Sentitou is a machine learning project designed to analyze hotel reviews. The project utilizes the Multinomial Naive Bayes classifier, a probabilistic model, to classify reviews as positive or negative and to perform aspect-based sentiment analysis across several categories.
The Multinomial Naive Bayes classifier observes outcomes, selects the best estimation, and returns it based on the highest probability or likelihood. In this project, the classifier is used for:
- Positive/Negative classification: Determines whether a review is overall positive or negative.
- Aspect-based classification: Analyzes specific aspects such as Food, Staff, Price, Pool/Sea, and Room.
- Positive/Negative Classifier: Trained on 10,000 hotel reviews.
- Aspect-Based Classifier: Trained on 200 hotel reviews categorized into five aspects:
- Food
- Staff
- Price
- Pool/Sea
- Room
The training data undergoes the following preprocessing steps:
- Remove non-ASCII characters: Handled using regular expressions.
- Convert to lowercase: Standardizes all text to lowercase.
- Remove stopwords: Filters out common words that don't contribute to sentiment analysis.
The training process includes:
- Data Shuffling: 75% of the data is used for training, while 25% is reserved for testing. This ratio applies to both the Positive/Negative and Aspect-Based classifiers.
- Model Training: The model calculates ( p(c) ) (prior probability) and ( p(d|c) ) (likelihood given class ( c_i )) for each class. It then forms a vocabulary list based on the training data.
- Output: The training output is saved in three JSON files:
- Vocabulary
- Prior likelihood
- Likelihood
These JSON files are used by the Test_classifier
function and the Predict
class to analyze new data.
The model's accuracy was tested 10 times with resetting between tests:
- Positive/Negative Classifier: Achieved an average accuracy of 95%.
- Aspect-Based Classifier: Achieved an average accuracy of 92%.
The Analyzer class is responsible for:
- Data Extraction: Fetches review data from the database. Only
.xlsx
files are processed. - Sentence Splitting: Divides reviews into sentences for detailed analysis.
- Data Cleaning: Applies the same cleaning steps as during training.
- Sentiment and Aspect Classification: Uses the Naive Bayes algorithm to determine the sentiment and categorize each sentence.
Ratings are dynamically calculated based on the frequency and sentiment of aspects mentioned in a review:
- Multiple Mentions: If the same aspect is mentioned multiple times, it has a stronger influence on the rating.
- Conflicting Sentiments: If an aspect is mentioned with both positive and negative sentiments, they neutralize each other.
The Analyzer generates data for:
- Word clouds
- Donut charts
- The number of reviews mentioning each aspect
The project is developed using Object-Oriented Programming (OOP) principles.
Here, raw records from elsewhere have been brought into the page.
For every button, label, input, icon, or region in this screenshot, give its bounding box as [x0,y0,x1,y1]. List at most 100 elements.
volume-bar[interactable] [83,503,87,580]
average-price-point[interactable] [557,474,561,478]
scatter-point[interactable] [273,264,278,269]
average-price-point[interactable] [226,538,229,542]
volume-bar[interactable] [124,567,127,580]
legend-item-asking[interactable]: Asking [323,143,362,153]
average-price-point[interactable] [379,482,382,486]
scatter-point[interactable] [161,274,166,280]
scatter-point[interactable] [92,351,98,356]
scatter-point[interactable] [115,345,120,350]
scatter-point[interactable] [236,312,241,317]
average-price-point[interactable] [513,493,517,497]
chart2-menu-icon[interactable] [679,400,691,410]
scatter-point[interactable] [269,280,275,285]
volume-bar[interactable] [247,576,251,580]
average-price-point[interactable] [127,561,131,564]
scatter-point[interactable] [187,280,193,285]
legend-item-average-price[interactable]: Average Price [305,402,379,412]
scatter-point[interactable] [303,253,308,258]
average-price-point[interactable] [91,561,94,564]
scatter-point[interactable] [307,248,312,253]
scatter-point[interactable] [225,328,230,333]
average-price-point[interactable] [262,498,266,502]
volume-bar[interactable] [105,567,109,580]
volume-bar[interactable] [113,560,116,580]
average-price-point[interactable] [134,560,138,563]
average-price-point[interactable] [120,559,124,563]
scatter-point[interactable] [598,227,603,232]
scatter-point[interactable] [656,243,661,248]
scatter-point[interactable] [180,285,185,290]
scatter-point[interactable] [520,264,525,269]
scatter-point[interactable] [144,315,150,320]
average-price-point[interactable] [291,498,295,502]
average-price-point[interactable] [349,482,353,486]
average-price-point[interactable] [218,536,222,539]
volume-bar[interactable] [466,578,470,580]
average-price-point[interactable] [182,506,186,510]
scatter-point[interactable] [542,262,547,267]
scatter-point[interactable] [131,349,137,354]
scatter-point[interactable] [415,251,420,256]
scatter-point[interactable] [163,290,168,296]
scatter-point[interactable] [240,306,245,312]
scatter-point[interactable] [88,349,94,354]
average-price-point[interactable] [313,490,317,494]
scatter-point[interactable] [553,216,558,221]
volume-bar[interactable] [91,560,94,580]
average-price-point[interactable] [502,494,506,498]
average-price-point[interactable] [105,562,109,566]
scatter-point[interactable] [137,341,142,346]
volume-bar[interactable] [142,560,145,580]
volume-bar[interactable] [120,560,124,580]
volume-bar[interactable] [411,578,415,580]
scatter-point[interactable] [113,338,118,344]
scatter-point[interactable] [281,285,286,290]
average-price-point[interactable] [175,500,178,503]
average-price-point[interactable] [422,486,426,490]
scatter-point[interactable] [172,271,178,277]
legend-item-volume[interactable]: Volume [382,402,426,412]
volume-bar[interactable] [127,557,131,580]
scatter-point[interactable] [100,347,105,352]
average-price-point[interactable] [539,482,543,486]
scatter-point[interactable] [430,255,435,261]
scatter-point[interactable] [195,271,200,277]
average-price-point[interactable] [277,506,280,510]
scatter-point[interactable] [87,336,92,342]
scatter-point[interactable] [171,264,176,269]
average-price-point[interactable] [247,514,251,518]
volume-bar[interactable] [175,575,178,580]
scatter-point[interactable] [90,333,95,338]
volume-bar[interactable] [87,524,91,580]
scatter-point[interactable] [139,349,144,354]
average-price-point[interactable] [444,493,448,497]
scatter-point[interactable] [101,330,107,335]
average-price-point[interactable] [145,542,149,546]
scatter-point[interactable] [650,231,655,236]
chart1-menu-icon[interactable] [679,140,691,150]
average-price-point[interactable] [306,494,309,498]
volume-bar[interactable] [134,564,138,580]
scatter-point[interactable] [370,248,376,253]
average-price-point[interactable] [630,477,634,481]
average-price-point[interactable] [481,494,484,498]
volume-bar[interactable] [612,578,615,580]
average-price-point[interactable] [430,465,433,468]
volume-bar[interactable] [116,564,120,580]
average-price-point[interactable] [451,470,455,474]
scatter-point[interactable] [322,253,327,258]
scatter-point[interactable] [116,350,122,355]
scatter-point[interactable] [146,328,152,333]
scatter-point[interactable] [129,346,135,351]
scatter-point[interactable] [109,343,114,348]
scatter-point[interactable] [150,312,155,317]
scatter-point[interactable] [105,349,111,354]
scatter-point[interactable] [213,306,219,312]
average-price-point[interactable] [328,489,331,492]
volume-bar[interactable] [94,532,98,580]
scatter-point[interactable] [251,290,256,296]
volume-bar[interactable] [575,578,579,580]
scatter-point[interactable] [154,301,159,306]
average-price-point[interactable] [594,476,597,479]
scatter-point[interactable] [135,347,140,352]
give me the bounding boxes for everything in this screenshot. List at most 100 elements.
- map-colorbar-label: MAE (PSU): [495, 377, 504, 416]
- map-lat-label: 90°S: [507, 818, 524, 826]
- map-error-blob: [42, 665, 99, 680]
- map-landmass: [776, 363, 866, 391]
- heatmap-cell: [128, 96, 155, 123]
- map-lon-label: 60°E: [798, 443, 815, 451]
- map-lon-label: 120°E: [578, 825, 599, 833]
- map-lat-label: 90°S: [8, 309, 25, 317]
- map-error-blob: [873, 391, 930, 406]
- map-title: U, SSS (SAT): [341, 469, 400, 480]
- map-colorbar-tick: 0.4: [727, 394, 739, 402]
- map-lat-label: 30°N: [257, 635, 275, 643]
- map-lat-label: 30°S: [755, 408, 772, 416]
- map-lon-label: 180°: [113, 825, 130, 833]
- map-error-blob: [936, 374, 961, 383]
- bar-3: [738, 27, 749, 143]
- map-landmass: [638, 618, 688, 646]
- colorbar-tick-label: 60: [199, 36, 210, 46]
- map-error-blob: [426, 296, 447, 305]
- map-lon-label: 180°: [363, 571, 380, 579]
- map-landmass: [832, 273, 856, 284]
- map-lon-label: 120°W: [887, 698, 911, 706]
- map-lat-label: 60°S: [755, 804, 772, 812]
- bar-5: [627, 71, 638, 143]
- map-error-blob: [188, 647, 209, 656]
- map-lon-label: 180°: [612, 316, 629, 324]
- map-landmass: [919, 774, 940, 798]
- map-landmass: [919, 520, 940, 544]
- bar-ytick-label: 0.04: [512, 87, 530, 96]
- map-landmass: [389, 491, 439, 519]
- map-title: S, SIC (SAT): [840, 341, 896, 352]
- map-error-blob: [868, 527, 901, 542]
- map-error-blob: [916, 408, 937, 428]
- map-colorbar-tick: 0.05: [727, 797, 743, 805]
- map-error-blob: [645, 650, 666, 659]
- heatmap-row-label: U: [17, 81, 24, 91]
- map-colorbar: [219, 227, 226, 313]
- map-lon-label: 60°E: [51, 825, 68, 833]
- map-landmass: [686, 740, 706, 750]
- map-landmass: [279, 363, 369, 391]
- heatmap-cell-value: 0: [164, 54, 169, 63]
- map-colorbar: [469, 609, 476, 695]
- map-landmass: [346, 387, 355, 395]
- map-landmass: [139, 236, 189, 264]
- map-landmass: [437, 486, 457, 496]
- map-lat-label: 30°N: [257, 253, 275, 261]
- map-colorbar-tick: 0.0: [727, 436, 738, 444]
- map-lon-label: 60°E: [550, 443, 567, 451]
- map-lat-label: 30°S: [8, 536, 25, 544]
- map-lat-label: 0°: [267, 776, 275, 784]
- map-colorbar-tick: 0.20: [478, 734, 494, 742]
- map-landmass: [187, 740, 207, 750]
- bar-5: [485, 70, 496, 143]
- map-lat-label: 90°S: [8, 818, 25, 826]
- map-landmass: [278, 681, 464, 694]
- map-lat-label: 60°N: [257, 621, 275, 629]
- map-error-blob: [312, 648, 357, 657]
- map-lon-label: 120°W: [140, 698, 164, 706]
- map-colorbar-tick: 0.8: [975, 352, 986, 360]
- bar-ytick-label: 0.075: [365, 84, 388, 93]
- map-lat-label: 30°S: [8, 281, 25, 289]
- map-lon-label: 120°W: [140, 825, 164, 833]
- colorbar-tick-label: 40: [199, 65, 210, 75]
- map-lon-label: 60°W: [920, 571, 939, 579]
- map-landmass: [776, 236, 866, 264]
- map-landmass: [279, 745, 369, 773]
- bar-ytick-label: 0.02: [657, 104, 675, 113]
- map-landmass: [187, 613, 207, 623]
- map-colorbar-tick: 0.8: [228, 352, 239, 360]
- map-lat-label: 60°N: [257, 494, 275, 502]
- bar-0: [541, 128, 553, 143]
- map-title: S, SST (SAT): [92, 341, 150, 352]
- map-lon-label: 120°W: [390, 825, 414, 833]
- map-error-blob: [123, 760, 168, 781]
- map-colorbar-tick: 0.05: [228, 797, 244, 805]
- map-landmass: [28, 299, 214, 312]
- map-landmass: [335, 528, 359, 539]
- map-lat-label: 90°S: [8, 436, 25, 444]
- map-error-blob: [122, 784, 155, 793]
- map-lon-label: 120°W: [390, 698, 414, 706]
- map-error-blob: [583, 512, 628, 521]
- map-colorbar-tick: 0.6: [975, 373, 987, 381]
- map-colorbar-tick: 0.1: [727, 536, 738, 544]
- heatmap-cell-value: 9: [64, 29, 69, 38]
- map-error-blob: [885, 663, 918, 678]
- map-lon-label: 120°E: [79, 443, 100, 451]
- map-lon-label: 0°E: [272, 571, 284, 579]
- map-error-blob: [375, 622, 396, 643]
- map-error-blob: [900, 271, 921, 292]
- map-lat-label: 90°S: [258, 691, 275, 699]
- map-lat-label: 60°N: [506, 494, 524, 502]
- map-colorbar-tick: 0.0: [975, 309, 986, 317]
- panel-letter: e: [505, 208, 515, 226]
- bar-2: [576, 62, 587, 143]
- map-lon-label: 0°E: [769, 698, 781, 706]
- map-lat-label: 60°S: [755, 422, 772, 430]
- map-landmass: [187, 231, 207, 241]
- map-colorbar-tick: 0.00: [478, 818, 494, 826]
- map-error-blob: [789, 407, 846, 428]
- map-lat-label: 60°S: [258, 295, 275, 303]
The main components include:
- Main Window: The primary user interface.
- Frames: Two classes for managing frames within the window.
- Analyzer: The core class responsible for processing and analyzing the reviews.
The following flowcharts illustrate the training and analysis processes:
Figure 2: Training Flowchart | Figure 3: Analyzing Flowchart
A custom bot was developed to crawl data for training our model. The source code can be found below, but please note that TripAdvisor updates platform frequently, which will affect the bot's functionality:
- Selenium-TripAdvisorReviewScraper: GitHub Repository
Sentitou offers a robust solution for analyzing hotel reviews, providing insights into both overall sentiment and specific aspects of the customer experience. The use of a Naive Bayes classifier ensures accurate predictions, making it a valuable tool for understanding guest feedback in the tourism industry.